Note that the underlying VAST DB tables support schema evolution, which means that new columns can be added in the future. A potential future use case is to scrape headers for common file types and store them in the index.

Engine

Keeping this table up to date requires a scalable engine that can detect changes and insert them without compromising the performance of the system. In order to do this, we leveraged a core function which has been in use on VAST for over two years: our snapshot and replication engine. Based on a customer-definable schedule (that can be as frequently as every 15 seconds), VAST will take a snapshot at the root of the file system and build a changelist that is inserted into the table. This all happens without user intervention, and requires no additional management or monitoring.

Additionally, because we are using our snapshot technology for this purpose, we are also taking snapshots of the catalog itself. This means that we have historical versions of the catalog which can be used for a number of use cases, such as querying the VAST Catalog at specific points in time for comparison.
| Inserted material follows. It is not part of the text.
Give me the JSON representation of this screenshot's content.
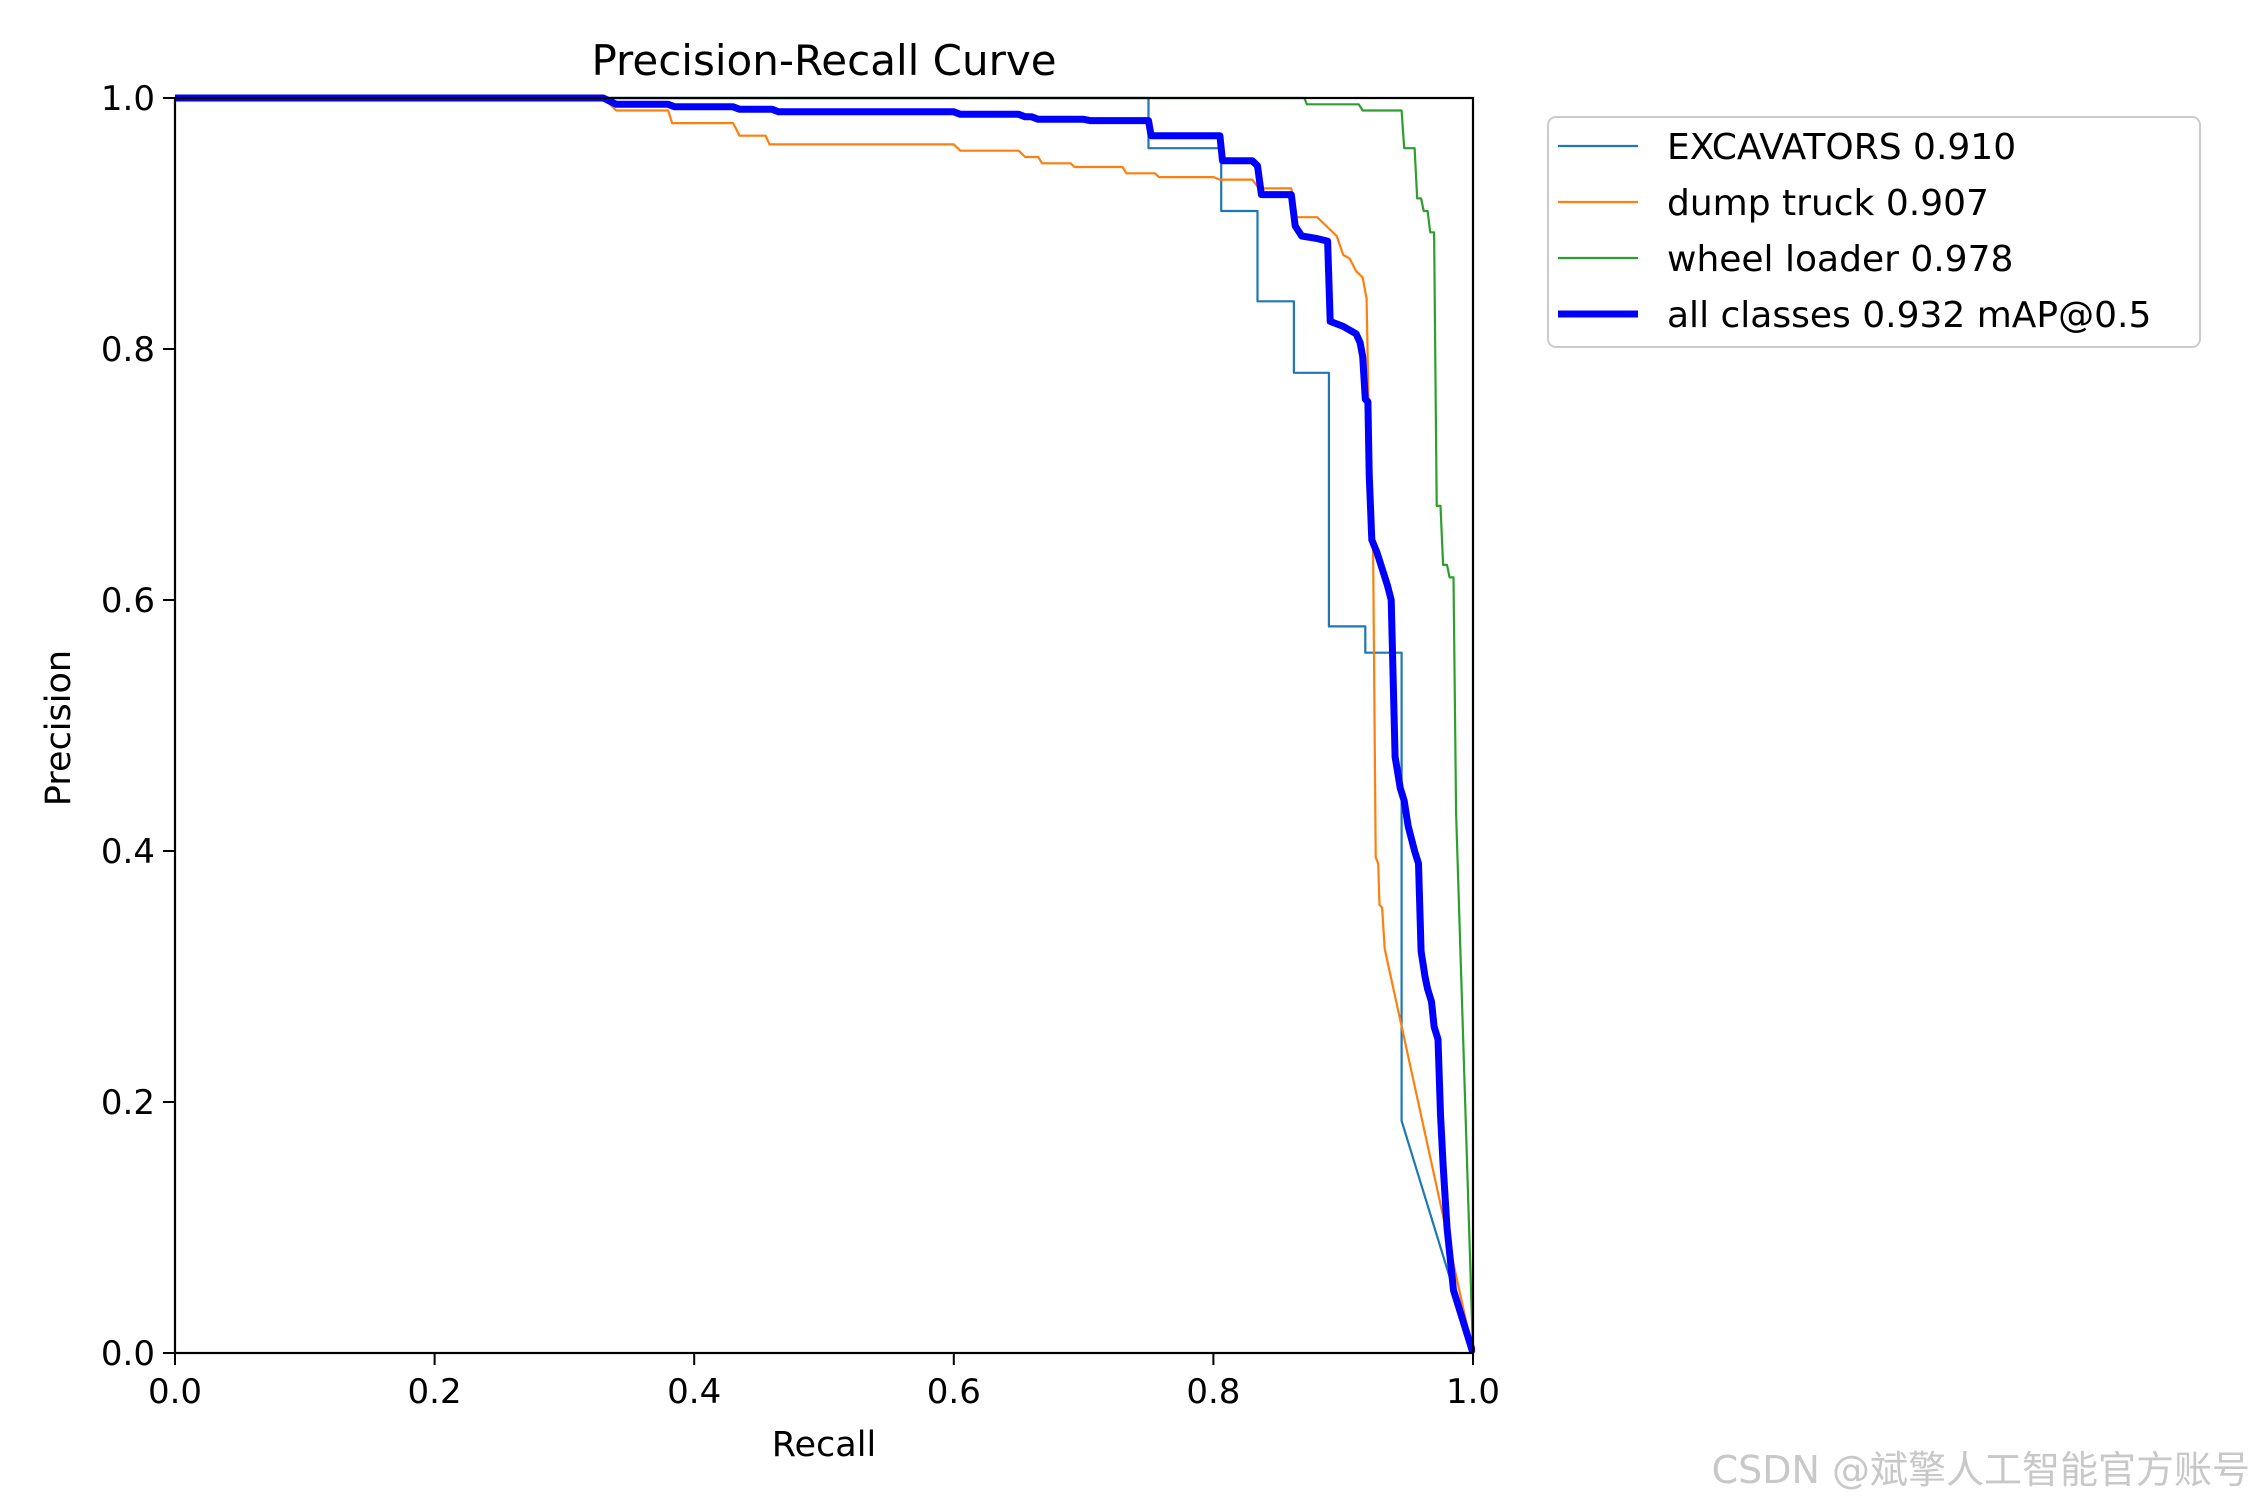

Interfacing with VAST Catalog

Since we serve a wide variety of customers with different preferences for how they consume their data, we wanted to cover all the bases when it came to how they could interact with the VAST Catalog.

WebUI

VAST provides an intuitive, highly responsive user interface that allows administrators to easily perform searches and queries using any of the aforementioned attributes to find exactly what they are looking for. Faceting of results is simple and requires just a few short clicks. Results are displayed within seconds, even when the file system is populated with millions or even billions of files and objects.

CLI

Power users will appreciate the rich CLI that provides all the same functionality of the UI, while also allowing for pipelining of commands to allow for better sorting and aggregations. Consider the following command that sums the capacity consumed by a given user’s files, faceted by minimum size and file extension:

big-catalog query \ --path /nametest \ --extension pdf \ --uid 50006 \ --size 52428800: \ -l1000\ |gawk -F\| '{print $4}' |gawk '{s+=$1} END {print s}'

API

VAST actually provides two APIs for interacting with the Catalog:

Our standard RESTful API, which is available for all administrative aspects, can also be used to perform VAST catalog queries
A new pythonSDK that allows for direct interaction with the underlying database that houses the VAST catalog. This can allow for more sophisticated applications to be built and incorporated into AI and ML pipelines.

Query Engines

VAST also exposes the catalog, as well as user-defined database tables, using some of the most popular open source query engines. Today, ApacheSpark as well as Trino are supported, through use of a storage connector deployed on those engines.

Use of a query engine offers some additional advantages:

Use the SQL dialect for forming queries, which allows for significant power and flexibility
Improved query performance when using a distributed query engine
Better support for aggregation functions.

Here are a few examples:

SELECT parent_path,name,size,uid FROM "vast_big_catalog_table:/" WHERE uid = 50006 AND size > 52428800 AND extension = 'pdf';

An aggregation example:

SELECT sum(used) FROM "vast_big_catalog_table:/nametest" WHERE uid = 50006 AND size > 52428800 ;

Closing

The VAST Catalog is yet another concrete example of how VAST is a differentiated data platform. We can’t wait to see how our customers leverage it in their workflows.